不完全ながら国の形はわかる地図、地球儀を指さし、
「ここの国が台頭します」
と、イギリスを指さした。
「同じキリストを神として崇めますが考えの違いから宗教対立が発生します、てか、今争っているはずです、そこを利用します、最強、無敵艦隊と言われたスペイン艦隊と、この国の艦隊は大規模な海戦が始まります、結果的にはスペイン艦隊が力を失っていきイギリスが台頭します。小さな小競り合いは始まっているはずです。そこで日本も艦隊を編成して助力してやる、と、どちらかに持ちかけてはいかがでしょうか?」
「またしても小癪な手を考えるの、よし、後のことはわしに任せよ、常陸は今の事、ほかで話すなよ」
「はい、わかっております。で、ですね、水軍の本拠地として石山本願寺跡に海城を築くことを提案します。この地は信長様も築城を計画されていると思いますが、のちの世では豊臣秀吉が「大阪城」と言う巨大な城を築いております。
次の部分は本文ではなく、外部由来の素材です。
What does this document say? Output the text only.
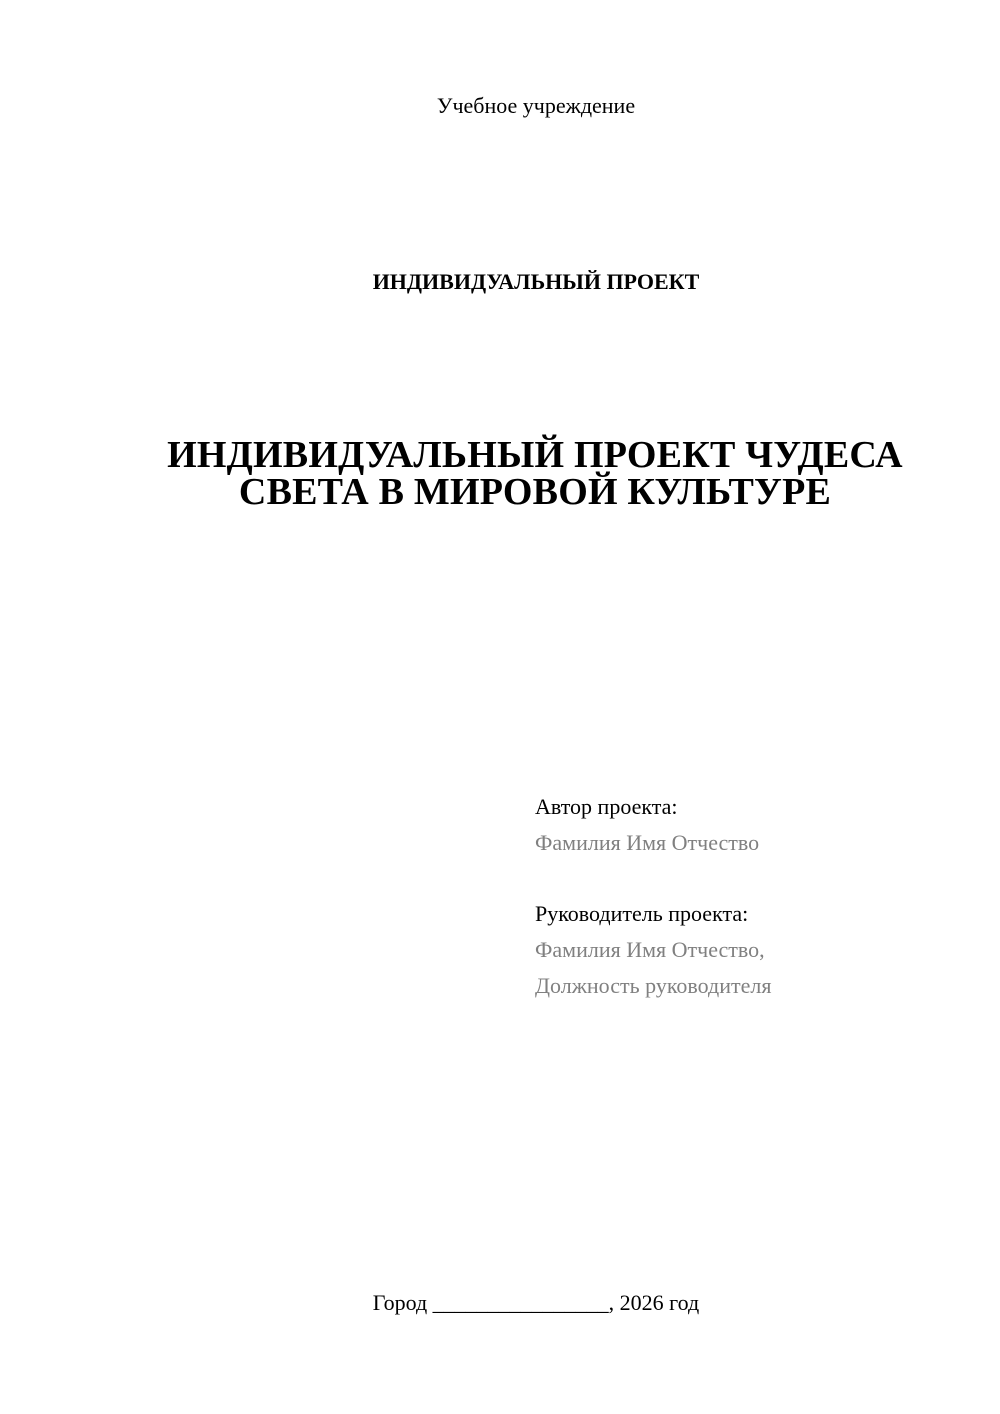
Учебное учреждение
ИНДИВИДУАЛЬНЫЙ ПРОЕКТ
ИНДИВИДУАЛЬНЫЙ ПРОЕКТ ЧУДЕСА
СВЕТА В МИРОВОЙ КУЛЬТУРЕ
Автор проекта:
Фамилия Имя Отчество
Руководитель проекта:
Фамилия Имя Отчество,
Должность руководителя
Город ________________, 2026 год
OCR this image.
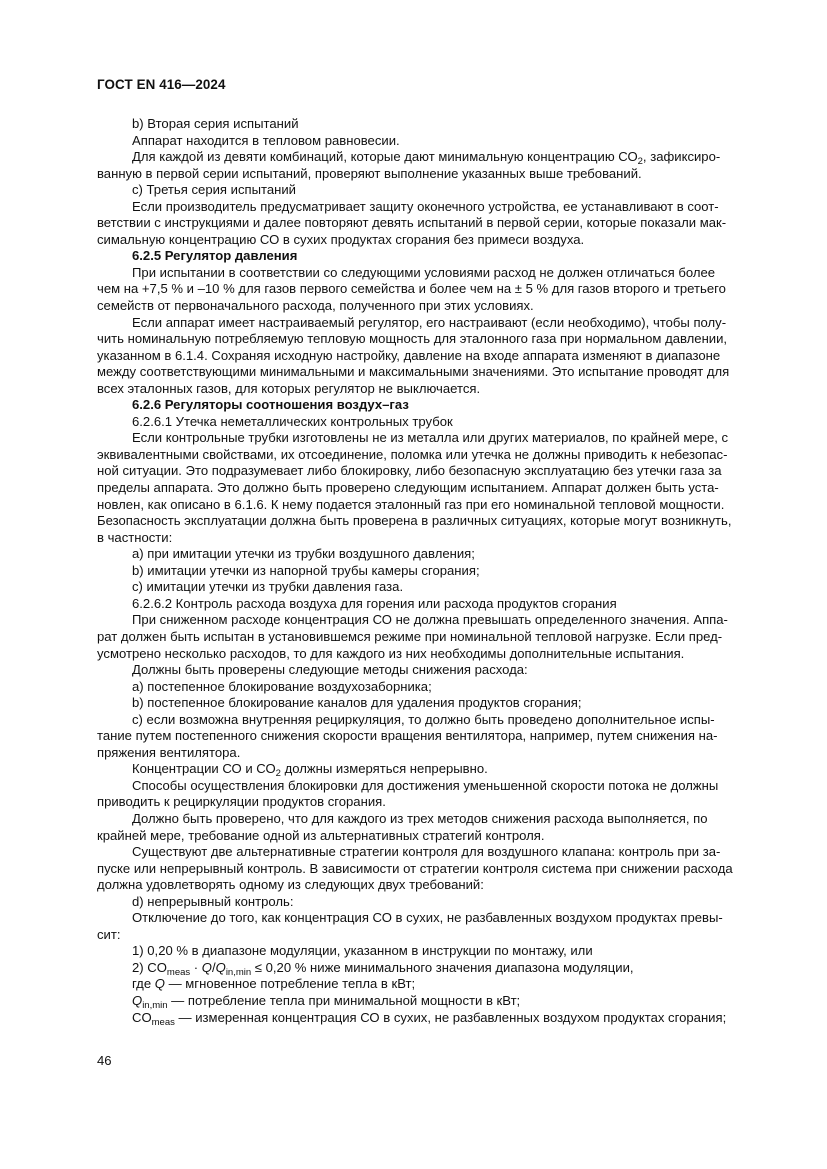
ГОСТ EN 416—2024

b) Вторая серия испытаний

Аппарат находится в тепловом равновесии.

Для каждой из девяти комбинаций, которые дают минимальную концентрацию $СО_2$, зафиксиро-

ванную в первой серии испытаний, проверяют выполнение указанных выше требований.

с) Третья серия испытаний

Если производитель предусматривает защиту оконечного устройства, ее устанавливают в соот-

ветствии с инструкциями и далее повторяют девять испытаний в первой серии, которые показали мак-

симальную концентрацию СО в сухих продуктах сгорания без примеси воздуха.

6.2.5 Регулятор давления

При испытании в соответствии со следующими условиями расход не должен отличаться более

чем на +7,5 % и –10 % для газов первого семейства и более чем на ± 5 % для газов второго и третьего

семейств от первоначального расхода, полученного при этих условиях.

Если аппарат имеет настраиваемый регулятор, его настраивают (если необходимо), чтобы полу-

чить номинальную потребляемую тепловую мощность для эталонного газа при нормальном давлении,

указанном в 6.1.4. Сохраняя исходную настройку, давление на входе аппарата изменяют в диапазоне

между соответствующими минимальными и максимальными значениями. Это испытание проводят для

всех эталонных газов, для которых регулятор не выключается.

6.2.6 Регуляторы соотношения воздух–газ

6.2.6.1 Утечка неметаллических контрольных трубок

Если контрольные трубки изготовлены не из металла или других материалов, по крайней мере, с

эквивалентными свойствами, их отсоединение, поломка или утечка не должны приводить к небезопас-

ной ситуации. Это подразумевает либо блокировку, либо безопасную эксплуатацию без утечки газа за

пределы аппарата. Это должно быть проверено следующим испытанием. Аппарат должен быть уста-

новлен, как описано в 6.1.6. К нему подается эталонный газ при его номинальной тепловой мощности.

Безопасность эксплуатации должна быть проверена в различных ситуациях, которые могут возникнуть,

в частности:

a) при имитации утечки из трубки воздушного давления;

b) имитации утечки из напорной трубы камеры сгорания;

c) имитации утечки из трубки давления газа.

6.2.6.2 Контроль расхода воздуха для горения или расхода продуктов сгорания

При сниженном расходе концентрация СО не должна превышать определенного значения. Аппа-

рат должен быть испытан в установившемся режиме при номинальной тепловой нагрузке. Если пред-

усмотрено несколько расходов, то для каждого из них необходимы дополнительные испытания.

Должны быть проверены следующие методы снижения расхода:

a) постепенное блокирование воздухозаборника;

b) постепенное блокирование каналов для удаления продуктов сгорания;

c) если возможна внутренняя рециркуляция, то должно быть проведено дополнительное испы-

тание путем постепенного снижения скорости вращения вентилятора, например, путем снижения на-

пряжения вентилятора.

Концентрации СО и $СО_2$ должны измеряться непрерывно.

Способы осуществления блокировки для достижения уменьшенной скорости потока не должны

приводить к рециркуляции продуктов сгорания.

Должно быть проверено, что для каждого из трех методов снижения расхода выполняется, по

крайней мере, требование одной из альтернативных стратегий контроля.

Существуют две альтернативные стратегии контроля для воздушного клапана: контроль при за-

пуске или непрерывный контроль. В зависимости от стратегии контроля система при снижении расхода

должна удовлетворять одному из следующих двух требований:

d) непрерывный контроль:

Отключение до того, как концентрация СО в сухих, не разбавленных воздухом продуктах превы-

сит:

1) 0,20 % в диапазоне модуляции, указанном в инструкции по монтажу, или

2) $CO_{meas} \cdot Q/Q_{in,min} \le 0,20$ % ниже минимального значения диапазона модуляции,

где Q — мгновенное потребление тепла в кВт;

$Q_{in,min}$ — потребление тепла при минимальной мощности в кВт;

$CO_{meas}$ — измеренная концентрация СО в сухих, не разбавленных воздухом продуктах сгорания;

46
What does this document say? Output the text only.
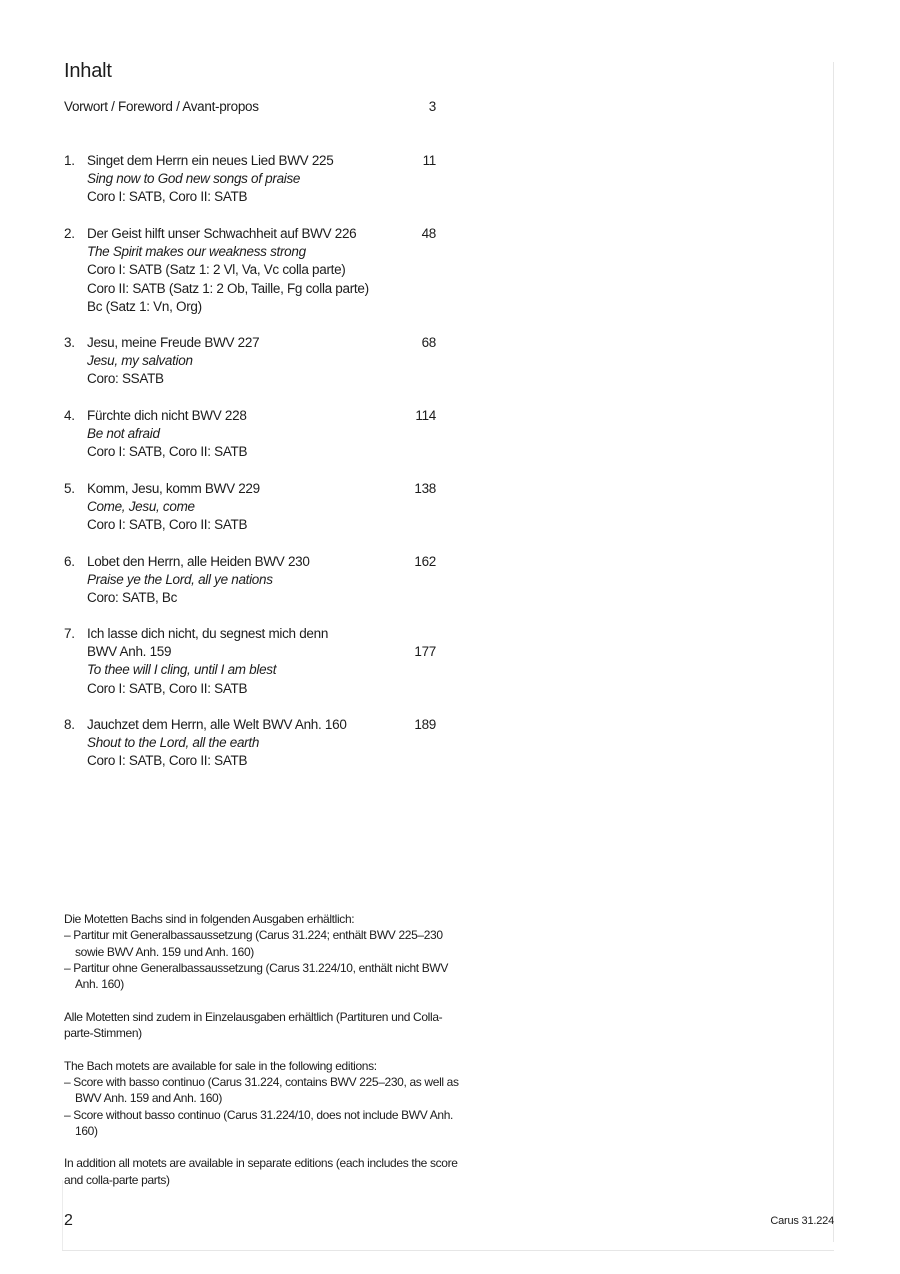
Inhalt
Vorwort / Foreword / Avant-propos	3
1. Singet dem Herrn ein neues Lied BWV 225
Sing now to God new songs of praise
Coro I: SATB, Coro II: SATB
11
2. Der Geist hilft unser Schwachheit auf BWV 226
The Spirit makes our weakness strong
Coro I: SATB (Satz 1: 2 Vl, Va, Vc colla parte)
Coro II: SATB (Satz 1: 2 Ob, Taille, Fg colla parte)
Bc (Satz 1: Vn, Org)
48
3. Jesu, meine Freude BWV 227
Jesu, my salvation
Coro: SSATB
68
4. Fürchte dich nicht BWV 228
Be not afraid
Coro I: SATB, Coro II: SATB
114
5. Komm, Jesu, komm BWV 229
Come, Jesu, come
Coro I: SATB, Coro II: SATB
138
6. Lobet den Herrn, alle Heiden BWV 230
Praise ye the Lord, all ye nations
Coro: SATB, Bc
162
7. Ich lasse dich nicht, du segnest mich denn
BWV Anh. 159
To thee will I cling, until I am blest
Coro I: SATB, Coro II: SATB
177
8. Jauchzet dem Herrn, alle Welt BWV Anh. 160
Shout to the Lord, all the earth
Coro I: SATB, Coro II: SATB
189

Die Motetten Bachs sind in folgenden Ausgaben erhältlich:
– Partitur mit Generalbassaussetzung (Carus 31.224; enthält BWV 225–230 sowie BWV Anh. 159 und Anh. 160)
– Partitur ohne Generalbassaussetzung (Carus 31.224/10, enthält nicht BWV Anh. 160)

Alle Motetten sind zudem in Einzelausgaben erhältlich (Partituren und Colla-parte-Stimmen)

The Bach motets are available for sale in the following editions:
– Score with basso continuo (Carus 31.224, contains BWV 225–230, as well as BWV Anh. 159 and Anh. 160)
– Score without basso continuo (Carus 31.224/10, does not include BWV Anh. 160)

In addition all motets are available in separate editions (each includes the score and colla-parte parts)

2	Carus 31.224
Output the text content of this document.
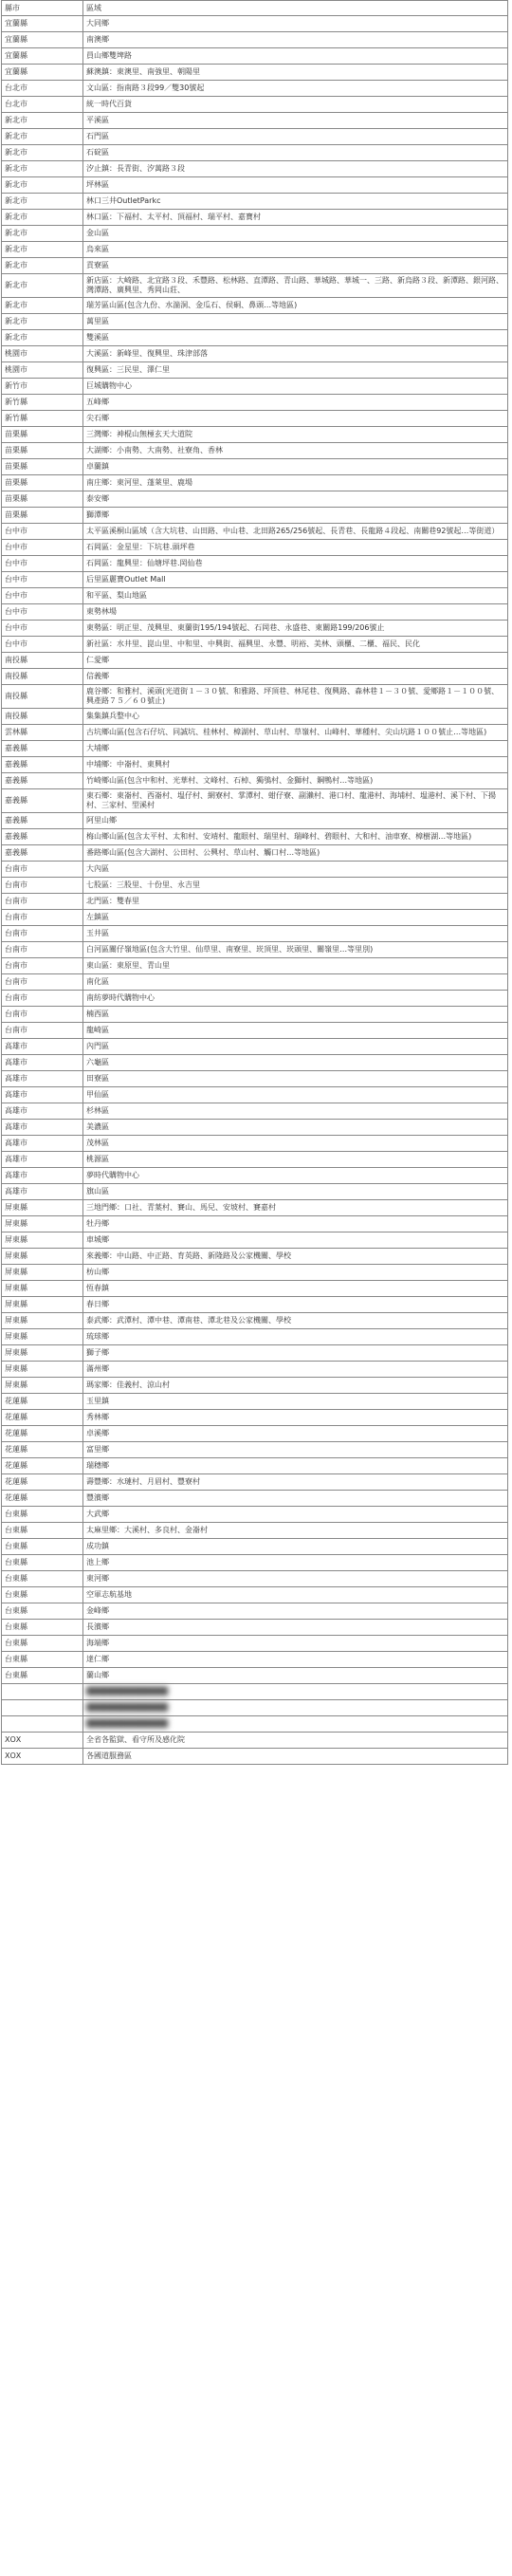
縣市	區域
宜蘭縣	大同鄉
宜蘭縣	南澳鄉
宜蘭縣	員山鄉雙埤路
宜蘭縣	蘇澳鎮：東澳里、南強里、朝陽里
台北市	文山區：指南路３段99／雙30號起
台北市	統一時代百貨
新北市	平溪區
新北市	石門區
新北市	石碇區
新北市	汐止鎮：長青街、汐萬路３段
新北市	坪林區
新北市	林口三井OutletParkc
新北市	林口區：下福村、太平村、頂福村、瑞平村、嘉寶村
新北市	金山區
新北市	烏來區
新北市	貢寮區
新北市	新店區：大崎路、北宜路３段、禾豐路、松林路、直潭路、青山路、華城路、華城一、三路、新烏路３段、新潭路、銀河路、灣潭路、廣興里、秀岡山莊、
新北市	瑞芳區山區(包含九份、水湍洞、金瓜石、侯硐、鼻頭…等地區)
新北市	萬里區
新北市	雙溪區
桃園市	大溪區：新峰里、復興里、珠津部落
桃園市	復興區：三民里、澤仁里
新竹市	巨城購物中心
新竹縣	五峰鄉
新竹縣	尖石鄉
苗栗縣	三灣鄉：神棍山無極玄天大道院
苗栗縣	大湖鄉：小南勢、大南勢、社寮角、香林
苗栗縣	卓蘭鎮
苗栗縣	南庄鄉：東河里、蓬萊里、鹿場
苗栗縣	泰安鄉
苗栗縣	獅潭鄉
台中市	太平區溪桐山區域（含大坑巷、山田路、中山巷、北田路265/256號起、長青巷、長龍路４段起、南關巷92號起…等街道）
台中市	石岡區：金星里：下坑巷.頭坪巷
台中市	石岡區：龍興里：仙塘坪巷.岡仙巷
台中市	后里區麗寶Outlet Mall
台中市	和平區、梨山地區
台中市	東勢林場
台中市	東勢區：明正里、茂興里、東蘭街195/194號起、石岡巷、永盛巷、東關路199/206號止
台中市	新社區：水井里、崑山里、中和里、中興街、福興里、永豐、明裕、美林、頭櫃、二櫃、福民、民化
南投縣	仁愛鄉
南投縣	信義鄉
南投縣	鹿谷鄉：和雅村、溪頭(光道街１－３０號、和雅路、坪頂巷、林尾巷、復興路、森林巷１－３０號、愛鄉路１－１００號、興產路７５／６０號止)
南投縣	集集鎮兵整中心
雲林縣	古坑鄉山區(包含石仔坑、同誠坑、桂林村、樟湖村、草山村、草嶺村、山峰村、華種村、尖山坑路１００號止…等地區)
嘉義縣	大埔鄉
嘉義縣	中埔鄉：中崙村、東興村
嘉義縣	竹崎鄉山區(包含中和村、光華村、文峰村、石棹、獨鴞村、金獅村、鋼鴨村…等地區)
嘉義縣	東石鄉：東崙村、西崙村、塭仔村、網寮村、掌潭村、蚶仔寮、副瀨村、港口村、龍港村、海埔村、塭港村、溪下村、下揚村、三家村、型溪村
嘉義縣	阿里山鄉
嘉義縣	梅山鄉山區(包含太平村、太和村、安靖村、龍眼村、瑞里村、瑞峰村、碧眼村、大和村、油車寮、樟樹湖…等地區)
嘉義縣	番路鄉山區(包含大湖村、公田村、公興村、草山村、觸口村…等地區)
台南市	大內區
台南市	七股區：三股里、十份里、永吉里
台南市	北門區：雙春里
台南市	左鎮區
台南市	玉井區
台南市	白河區關仔嶺地區(包含大竹里、仙草里、南寮里、崁頂里、崁頭里、關嶺里…等里別)
台南市	東山區：東原里、青山里
台南市	南化區
台南市	南紡夢時代購物中心
台南市	楠西區
台南市	龍崎區
高雄市	內門區
高雄市	六龜區
高雄市	田寮區
高雄市	甲仙區
高雄市	杉林區
高雄市	美濃區
高雄市	茂林區
高雄市	桃源區
高雄市	夢時代購物中心
高雄市	旗山區
屏東縣	三地門鄉：口社、青葉村、賽山、馬兒、安坡村、賽嘉村
屏東縣	牡丹鄉
屏東縣	車城鄉
屏東縣	來義鄉：中山路、中正路、育英路、新隆路及公家機關、學校
屏東縣	枋山鄉
屏東縣	恆春鎮
屏東縣	春日鄉
屏東縣	泰武鄉：武潭村、潭中巷、潭南巷、潭北巷及公家機關、學校
屏東縣	琉球鄉
屏東縣	獅子鄉
屏東縣	滿州鄉
屏東縣	瑪家鄉：佳義村、涼山村
花蓮縣	玉里鎮
花蓮縣	秀林鄉
花蓮縣	卓溪鄉
花蓮縣	富里鄉
花蓮縣	瑞穗鄉
花蓮縣	壽豐鄉：水璉村、月眉村、豐寮村
花蓮縣	豐濱鄉
台東縣	大武鄉
台東縣	太麻里鄉：大溪村、多良村、金崙村
台東縣	成功鎮
台東縣	池上鄉
台東縣	東河鄉
台東縣	空軍志航基地
台東縣	金峰鄉
台東縣	長濱鄉
台東縣	海端鄉
台東縣	達仁鄉
台東縣	蘭山鄉
	██████████████
	██████████████
	██████████████
ХОХ	全省各監獄、看守所及感化院
ХОХ	各國道服務區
のちの世にも続く西日本最大級の都市になりますが俺的にはそれは勧めたくないのです」
「なぜじゃ?あのような好立地のところに街が繁栄してはいけないのか?」
「人の住む、繁栄する町は俺的には海から少し離れているのをお勧めします。津波の被害を少なくするために」
俺は311を経験している。
茨城でも多大な津波の被害を受けている。
さらに、アウターライズ地震による津波の予想や南海トラフ地震が近々起きると言われているのに、日本の大都市は太平洋沿岸に集中している。
だからこそ、今から主要都市は海からできるだけ離したい。
そう考えていた。
「津波?」
「はい、地震と連動して起きる津波は恐ろしく街を壊滅させます。ですので、少なくとも主要都市は陸側がお勧めです」
「では、その石山本願寺跡に作る海城はどうする?」
「造船所を兼ねて建設したうえで作り、高台になる石山本願寺跡を避難場所として整備するのが理想、商業で繁栄する街としては陸側に作ったほうが、よろしいかと」
「あの地をわしの次の居城をと考えていたのだかな、天下を治めるのに良いと睨んでいたのだが」
「首都としてなら琵琶湖周辺を一周利用したほうが良いかと思いますが」
「わかった、それは後々、考えよう。誰もわざわざ災害が来るとわかっていながら整備する馬鹿もおらんからな」
「そういえば、豊臣秀吉が関白になった直後、近江周辺で大地震が起きています。長浜城が壊滅的被害にあったのをドラマで見ています」
「正確な日付はわからぬのか?」
「すみません、流石にそこまでは、ただ日本は地震と津波と火山はワンセットの国、これから地震、津波、火山の噴火は多い時代になります、富士山も噴火しますし」
「ん、わかった、考えよう」
そう言って織田信長は部屋を出て言った。